To ensure the local community were still afforded the opportunity to reflect on the sacrifices made by local men and women who had served in the Australian armed forces, the Kearsley Community Dawn Service Committee arranged for a small dawn service to be broadcast throughout the communities of Kearsley and Abernethy.
In the grounds of the Arthur Francis CSC OAM Remembrance Garden, two Committee members conducted the service, which was broadcast to the community through a number of speakers.
Local residents adopted a position at the end of their driveways, with a torch or candle, and participated in the service, which included the Last Post, a minutes silence and the Reveille.
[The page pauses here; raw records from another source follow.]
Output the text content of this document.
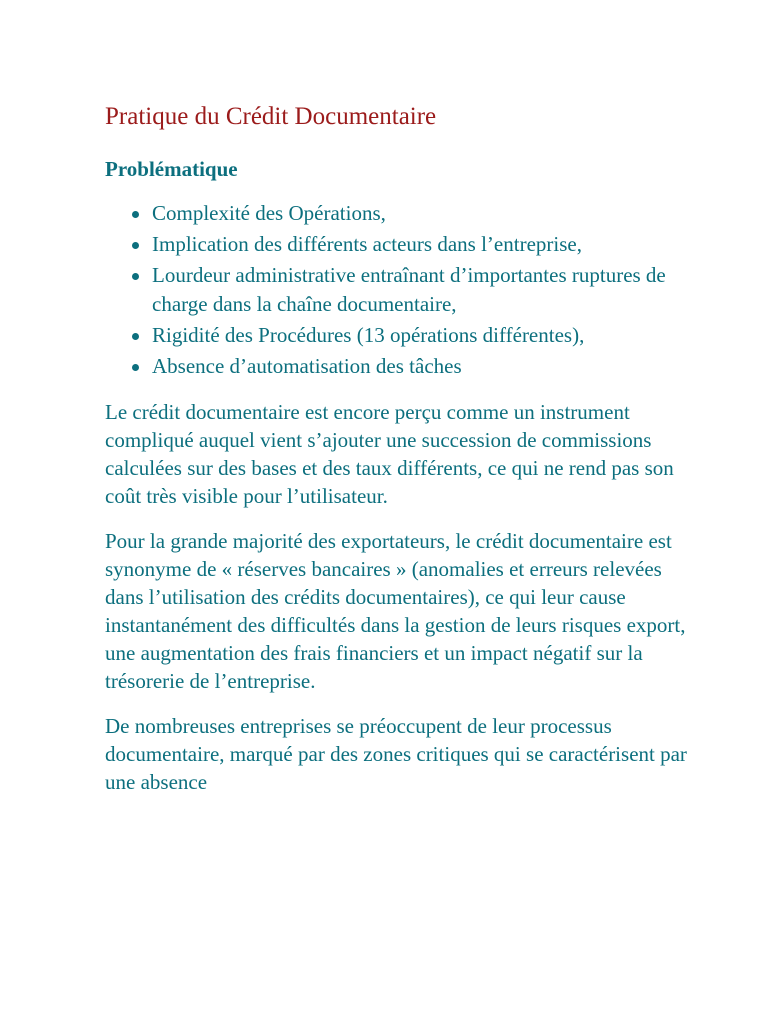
Pratique du Crédit Documentaire
Problématique
Complexité des Opérations,
Implication des différents acteurs dans l’entreprise,
Lourdeur administrative entraînant d’importantes ruptures de charge dans la chaîne documentaire,
Rigidité des Procédures (13 opérations différentes),
Absence d’automatisation des tâches

Le crédit documentaire est encore perçu comme un instrument compliqué auquel vient s’ajouter une succession de commissions calculées sur des bases et des taux différents, ce qui ne rend pas son coût très visible pour l’utilisateur.

Pour la grande majorité des exportateurs, le crédit documentaire est synonyme de « réserves bancaires » (anomalies et erreurs relevées dans l’utilisation des crédits documentaires), ce qui leur cause instantanément des difficultés dans la gestion de leurs risques export, une augmentation des frais financiers et un impact négatif sur la trésorerie de l’entreprise.

De nombreuses entreprises se préoccupent de leur processus documentaire, marqué par des zones critiques qui se caractérisent par une absence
“Despite the relative small size of Kearsley and Abernethy, our community has been home to many Australian service personnel over the last century” Committee Chair Jordan Fallon said.
“Although, as a community, we are temporarily isolated, it was important we still joined together – from the comfort of our own homes – to honour and remember these service men and women”.
The Committee’s founder, Dale Goldie OAM, laid a wreath at the base of the Cenotaph during the service on behalf of the residents of Kearsley and Abernethy.
“Many people I’ve spoken to in recent weeks have been disappointed there wouldn’t be a chance for them to honour those locals who had served during periods of conflict and peace. By arranging a socially distanced service, it allowed our local community the opportunity to still commemorate” Mr Goldie said.